Summing up the labyrinthine plot developed through 100 issues (now bound into a magnificent 13-volume collection) is nigh to impossible, but for those unfamiliar with 100 Bullets, here's the main story arc. In an area of what would later become Virginia, someone--or some thing--wipes out the Elizabethan colony of Roanoke, thus setting up a mystery that 400 years later remains unsolved. 100 Bullets tells us that this Colonial wipe-out was set in motion by The Trust, a shadowy consortium of European do-badders which still exists in the present day. Over the years, assassinations have decimated the inheritors of The Trust, partially because of a man called Agent Graves.
In previous volumes, Graves, a mysterious figure himself, handed out 100 untraceable bullets to unlikely recipients. Many of these folks have wreaked vengeance on The Trust and their henchmen, the Minutemen. Now The Trust has dwindled down to Augustus, Benito, Megan, Tibo, and Joan. None are averse to killing their enemies, but as the 100 Bullets saga steamrolls towards its end, they may be about to get their comeuppance.

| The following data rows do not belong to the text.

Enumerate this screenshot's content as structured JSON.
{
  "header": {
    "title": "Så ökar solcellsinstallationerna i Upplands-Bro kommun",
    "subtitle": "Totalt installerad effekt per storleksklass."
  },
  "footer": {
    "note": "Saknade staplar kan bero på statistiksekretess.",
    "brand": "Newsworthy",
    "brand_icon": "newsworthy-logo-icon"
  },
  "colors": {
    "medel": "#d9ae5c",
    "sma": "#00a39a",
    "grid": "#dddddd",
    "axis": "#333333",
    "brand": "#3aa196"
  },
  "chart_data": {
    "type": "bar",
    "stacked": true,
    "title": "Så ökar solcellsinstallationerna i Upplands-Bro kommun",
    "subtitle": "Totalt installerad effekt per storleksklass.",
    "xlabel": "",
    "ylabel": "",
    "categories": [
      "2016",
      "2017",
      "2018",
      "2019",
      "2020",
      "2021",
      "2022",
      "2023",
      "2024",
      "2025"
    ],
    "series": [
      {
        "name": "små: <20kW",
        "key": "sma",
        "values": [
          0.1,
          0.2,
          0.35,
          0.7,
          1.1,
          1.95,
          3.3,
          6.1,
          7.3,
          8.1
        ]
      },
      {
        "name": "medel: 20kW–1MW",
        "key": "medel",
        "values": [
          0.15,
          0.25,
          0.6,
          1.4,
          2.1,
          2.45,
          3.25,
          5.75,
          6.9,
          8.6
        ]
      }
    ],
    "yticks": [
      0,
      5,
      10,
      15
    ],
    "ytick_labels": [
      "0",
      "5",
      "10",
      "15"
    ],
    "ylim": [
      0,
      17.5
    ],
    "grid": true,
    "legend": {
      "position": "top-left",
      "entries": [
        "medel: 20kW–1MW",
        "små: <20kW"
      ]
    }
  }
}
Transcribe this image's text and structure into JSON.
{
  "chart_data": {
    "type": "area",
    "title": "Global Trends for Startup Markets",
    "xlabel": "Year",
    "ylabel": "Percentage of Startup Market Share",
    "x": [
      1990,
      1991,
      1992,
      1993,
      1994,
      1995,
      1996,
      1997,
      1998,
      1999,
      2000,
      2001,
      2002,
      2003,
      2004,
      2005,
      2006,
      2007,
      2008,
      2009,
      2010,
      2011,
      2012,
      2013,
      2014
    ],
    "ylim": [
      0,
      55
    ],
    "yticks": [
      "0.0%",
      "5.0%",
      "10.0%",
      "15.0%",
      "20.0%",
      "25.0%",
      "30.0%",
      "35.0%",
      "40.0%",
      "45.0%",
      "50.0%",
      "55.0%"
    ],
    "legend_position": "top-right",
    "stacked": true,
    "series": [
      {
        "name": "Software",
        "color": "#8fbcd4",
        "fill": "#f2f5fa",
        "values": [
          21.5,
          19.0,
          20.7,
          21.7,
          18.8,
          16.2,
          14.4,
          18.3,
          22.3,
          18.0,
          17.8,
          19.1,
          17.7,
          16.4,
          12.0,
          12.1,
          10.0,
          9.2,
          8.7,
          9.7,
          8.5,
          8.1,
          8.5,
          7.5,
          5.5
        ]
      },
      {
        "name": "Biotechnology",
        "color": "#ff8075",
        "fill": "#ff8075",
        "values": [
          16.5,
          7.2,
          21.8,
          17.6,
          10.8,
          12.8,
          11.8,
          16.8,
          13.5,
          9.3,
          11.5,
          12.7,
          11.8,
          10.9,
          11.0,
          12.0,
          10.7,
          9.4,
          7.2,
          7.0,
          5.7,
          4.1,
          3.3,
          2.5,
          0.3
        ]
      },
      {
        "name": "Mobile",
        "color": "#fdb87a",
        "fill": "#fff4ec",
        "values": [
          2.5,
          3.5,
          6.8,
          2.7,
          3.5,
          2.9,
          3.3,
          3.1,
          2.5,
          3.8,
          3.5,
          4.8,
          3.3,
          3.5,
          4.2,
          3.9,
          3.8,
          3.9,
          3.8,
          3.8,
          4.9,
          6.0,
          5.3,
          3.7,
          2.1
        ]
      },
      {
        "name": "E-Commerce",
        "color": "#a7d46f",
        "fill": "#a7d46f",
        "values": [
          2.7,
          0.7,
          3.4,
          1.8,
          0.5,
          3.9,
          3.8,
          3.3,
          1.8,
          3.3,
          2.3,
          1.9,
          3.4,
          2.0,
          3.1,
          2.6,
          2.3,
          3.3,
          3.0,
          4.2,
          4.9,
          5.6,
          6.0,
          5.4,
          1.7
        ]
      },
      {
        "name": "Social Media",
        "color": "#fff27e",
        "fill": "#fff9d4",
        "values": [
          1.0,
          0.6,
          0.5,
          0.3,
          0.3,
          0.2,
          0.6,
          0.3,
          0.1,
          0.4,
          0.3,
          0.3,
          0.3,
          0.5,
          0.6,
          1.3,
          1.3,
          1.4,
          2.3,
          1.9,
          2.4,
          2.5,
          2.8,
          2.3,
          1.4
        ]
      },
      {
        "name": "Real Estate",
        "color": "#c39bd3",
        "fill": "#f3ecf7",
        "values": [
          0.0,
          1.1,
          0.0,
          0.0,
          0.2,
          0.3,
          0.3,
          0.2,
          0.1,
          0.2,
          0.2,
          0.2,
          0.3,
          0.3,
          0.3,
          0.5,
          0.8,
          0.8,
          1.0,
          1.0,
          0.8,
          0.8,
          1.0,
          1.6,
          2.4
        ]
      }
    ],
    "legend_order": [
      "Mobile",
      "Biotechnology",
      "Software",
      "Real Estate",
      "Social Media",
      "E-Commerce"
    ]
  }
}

100 Bullets Vol. 13: Wilt opens in 1963 with a Trust-orchestrated killing in Las Vegas, then flash-forwards to the present day and present woes where The Trust's machinations have come to fruition. No one--neither the elderly nor the very, very young--is safe from their violence. Goodness doesn't exist in these pages, only dark shades of gray on a character landscape where righteous avengers have morphed into ice-hearted killers. Beauteous Latina ex-con Dizzy Cordova valiantly attempts to remain above the slaughter, but eventually she, too, is swept into the maelstrom of evil as Trust members turn against each other and friend kills friend. Almost as an aside to this large-scale slaughterhouse--albeit a tragic one--we watch the fate of tiny drug-runner Pip, a child who's been ordered to assassinate another child. Pip's home life is disastrous, a rat-infested walk-up inhabited by a slovenly mother who would sell her own baby for more drugs.
100 Bullets' brilliantly addictive story line is brought to lush life by artist Eduardo Risso, whose tilt-a-whirl angles and gasp-worthy foreshortening perfectly illustrate the mayhem throughout its pages. Explosions tear hands away from hit men in an orgy of crimson and gold (coloring by Patricia Mulvihill); the dank streets of an inner-city slum are shrouded in umber; the groomed symmetry of a Hawaiian plantation sparkles in crisp blue and green. And, oh, the stunning portraiture of the cast of characters: Agent Graves, stern and chiseled; Abe Rothstein, smug and fat; Dizzy Cordova, determined and gorgeous; Loop Hughes, menacing and slick. As the final volume ends, so do lives. The only consolation left for us is to begin reading the series all over again, starting with First Shot, Last Call. I've already started. Warning: Graphic (pun unavoidable) sex and violence.